Gonna make this a quick one. Time’s a wastin’ and I ain’t got time to waste. I don’t remember if March came in like a lion or a lamb but I do know it has turned into a runaway train fueled by 80 degree temperatures. It’s ridiculously beautiful but equally ridiculously not right. I worry (of course I worry, what else do I have to do?) that the woody plants will start leafing out then in April we’ll have a spell of winter weather. I try to just go with the flow and enjoy the sun and breeze and flowers but cannot completely shake that feeling of being set-up for a horticultural “gotcha!” I’m not concerned about the herbaceous stuff really, it’s the trees and shrubs I fear could be hurt.
And there’s a bit of me that looks around at all the tropicals in my office and thinks – the forecast looks mighty warm, maybe……… you know…… just maybe………. I could throw all of you outside and it would be alright.

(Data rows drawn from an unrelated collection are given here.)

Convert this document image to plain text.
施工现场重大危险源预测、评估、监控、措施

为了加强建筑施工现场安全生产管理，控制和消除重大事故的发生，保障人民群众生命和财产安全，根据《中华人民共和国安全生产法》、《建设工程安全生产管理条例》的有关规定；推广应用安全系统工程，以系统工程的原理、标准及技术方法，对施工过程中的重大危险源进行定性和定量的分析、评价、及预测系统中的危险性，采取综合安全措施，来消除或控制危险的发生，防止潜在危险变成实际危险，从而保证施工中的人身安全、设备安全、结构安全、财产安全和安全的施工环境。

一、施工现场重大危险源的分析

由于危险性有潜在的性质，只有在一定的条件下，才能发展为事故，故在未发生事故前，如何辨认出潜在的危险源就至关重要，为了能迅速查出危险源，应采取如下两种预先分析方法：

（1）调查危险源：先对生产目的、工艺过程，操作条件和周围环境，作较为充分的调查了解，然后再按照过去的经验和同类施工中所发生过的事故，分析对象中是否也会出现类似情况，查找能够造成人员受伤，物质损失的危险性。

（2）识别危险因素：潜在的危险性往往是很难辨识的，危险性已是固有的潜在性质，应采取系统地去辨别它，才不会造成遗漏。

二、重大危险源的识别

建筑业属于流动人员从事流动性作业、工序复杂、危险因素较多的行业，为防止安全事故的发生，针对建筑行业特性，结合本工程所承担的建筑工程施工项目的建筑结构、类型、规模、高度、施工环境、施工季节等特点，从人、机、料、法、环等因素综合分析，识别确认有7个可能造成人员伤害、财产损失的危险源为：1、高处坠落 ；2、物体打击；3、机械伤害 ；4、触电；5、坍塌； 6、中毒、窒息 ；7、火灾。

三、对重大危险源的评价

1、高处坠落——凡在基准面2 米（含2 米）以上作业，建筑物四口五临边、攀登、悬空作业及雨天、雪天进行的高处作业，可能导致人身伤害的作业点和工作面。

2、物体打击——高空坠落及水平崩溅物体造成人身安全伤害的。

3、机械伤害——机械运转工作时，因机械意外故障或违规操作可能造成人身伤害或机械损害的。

You would be happier and healthier. Maybe no more of you would die. And those damn fungus gnats would finally be gone!
But that would be ignoring all my experience and education in such matters. I’d be like those people – those people – that throw their houseplants out on the porch way too early. Except I have more than three plants. And it is pretty much eight weeks until our frost-free date.
So today is hurry and plant lettuce, beet, and Swiss chard seed because it is hotter than May and time is wastin’ to get things like that planted. Maybe not at home but we want the plants in the Cutting Garden and the Tanner Orchard looking super prime for National Public Gardens Day on May 11th. We’re going to give visitors some lettuce that day. Not a whole salad so don’t bring a fork with you.
I’m doing Henderson’s Black-seeded Simpson lettuce, Bull’s Blood beet, and both Flamingo Pink and Oriole Orange Swiss chard in the Cutting Garden. These are all from the great Baker Creek Heirloom Seed Company.
They gave us seed to give away on National Public Gardens Day so I like them even more than I did already. Jonathon is doing a slightly different group of cultivars in the Orchard and I’m rushing here so not taking time to get the details from him. But there is absolutely no reason you cannot come out and visit and have a look yourself. You really want to see the Magnolias in bloom and all the daffodils anyway.
What’s that noise? Lands a mercy, it sounds like a runaway train.